St. Mary's Law Journal


W. Wendell Hall


Applying and defining the accurate standard of review determines how likely an appeal will be successful. While the proper standard of review may be easy to identify, applying the standard of review to a case is often problematic. The standards define the interactions between trial and appellate courts by distributing the power of review throughout the judicial branch. The standards of review also limit a court’s authority to determine an error by a trial court, and whether the error warrants reversal. The standard sets the requirements of substantive law and provides a means for appellate judges to weigh arguments. This basis allows litigants to analyze their arguments against the framework required by the standard of review to draft a persuasive and effective brief. The standard of review is a critical factor of tantamount importance. Because the appropriate standard and scope of review typically define an appeal outcome, a litigant must present arguments satisfying the relevant standards applicable to the relevant evidence.
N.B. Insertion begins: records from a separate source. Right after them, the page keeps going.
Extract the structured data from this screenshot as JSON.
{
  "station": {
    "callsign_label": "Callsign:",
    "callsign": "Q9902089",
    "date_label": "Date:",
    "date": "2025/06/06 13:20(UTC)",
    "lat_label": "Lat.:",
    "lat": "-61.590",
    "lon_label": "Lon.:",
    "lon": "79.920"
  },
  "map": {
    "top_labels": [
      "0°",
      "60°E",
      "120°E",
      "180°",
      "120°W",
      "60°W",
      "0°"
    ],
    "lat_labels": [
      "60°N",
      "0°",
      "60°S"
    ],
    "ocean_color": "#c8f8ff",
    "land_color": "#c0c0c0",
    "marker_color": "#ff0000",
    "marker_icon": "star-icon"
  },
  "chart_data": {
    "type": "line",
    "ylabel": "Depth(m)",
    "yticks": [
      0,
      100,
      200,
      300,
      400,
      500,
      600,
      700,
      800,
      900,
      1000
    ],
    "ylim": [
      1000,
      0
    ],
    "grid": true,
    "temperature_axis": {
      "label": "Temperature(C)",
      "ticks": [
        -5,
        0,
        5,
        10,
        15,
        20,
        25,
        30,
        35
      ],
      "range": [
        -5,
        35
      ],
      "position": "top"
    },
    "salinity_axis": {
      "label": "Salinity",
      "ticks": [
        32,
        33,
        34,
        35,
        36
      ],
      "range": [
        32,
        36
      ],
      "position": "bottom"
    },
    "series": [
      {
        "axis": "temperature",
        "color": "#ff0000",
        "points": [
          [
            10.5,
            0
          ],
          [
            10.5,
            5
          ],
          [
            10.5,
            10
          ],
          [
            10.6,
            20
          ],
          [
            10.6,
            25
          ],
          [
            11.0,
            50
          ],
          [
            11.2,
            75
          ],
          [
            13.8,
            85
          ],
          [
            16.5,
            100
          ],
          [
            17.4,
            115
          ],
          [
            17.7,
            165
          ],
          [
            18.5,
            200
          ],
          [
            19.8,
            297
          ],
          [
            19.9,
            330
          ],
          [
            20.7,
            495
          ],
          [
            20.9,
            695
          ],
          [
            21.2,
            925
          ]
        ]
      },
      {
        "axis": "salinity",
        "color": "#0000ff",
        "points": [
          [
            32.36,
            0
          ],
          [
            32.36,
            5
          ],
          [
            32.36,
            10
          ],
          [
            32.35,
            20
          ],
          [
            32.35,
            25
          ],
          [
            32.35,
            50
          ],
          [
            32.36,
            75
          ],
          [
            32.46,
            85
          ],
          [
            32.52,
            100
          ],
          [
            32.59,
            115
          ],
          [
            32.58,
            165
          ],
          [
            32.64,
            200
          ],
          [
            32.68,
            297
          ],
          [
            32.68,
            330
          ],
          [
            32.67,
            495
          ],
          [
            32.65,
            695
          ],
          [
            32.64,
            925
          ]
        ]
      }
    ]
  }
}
The courts must carefully distinguish the standards of review from the scopes of review. The standard of review identifies whether a trial court committed an error, while the scope of review enumerates what the reviewing court will examine to decide if the trial court committed an error. Some standards of review are difficult to define. However, it is critical that litigants not only apply the correct standard but understand the requirements of the standard as well. Appellate Courts use the standards as guides to identify the relevant questions in a case. These same standards can also guide litigants on the proper structure necessary for a persuasive argument.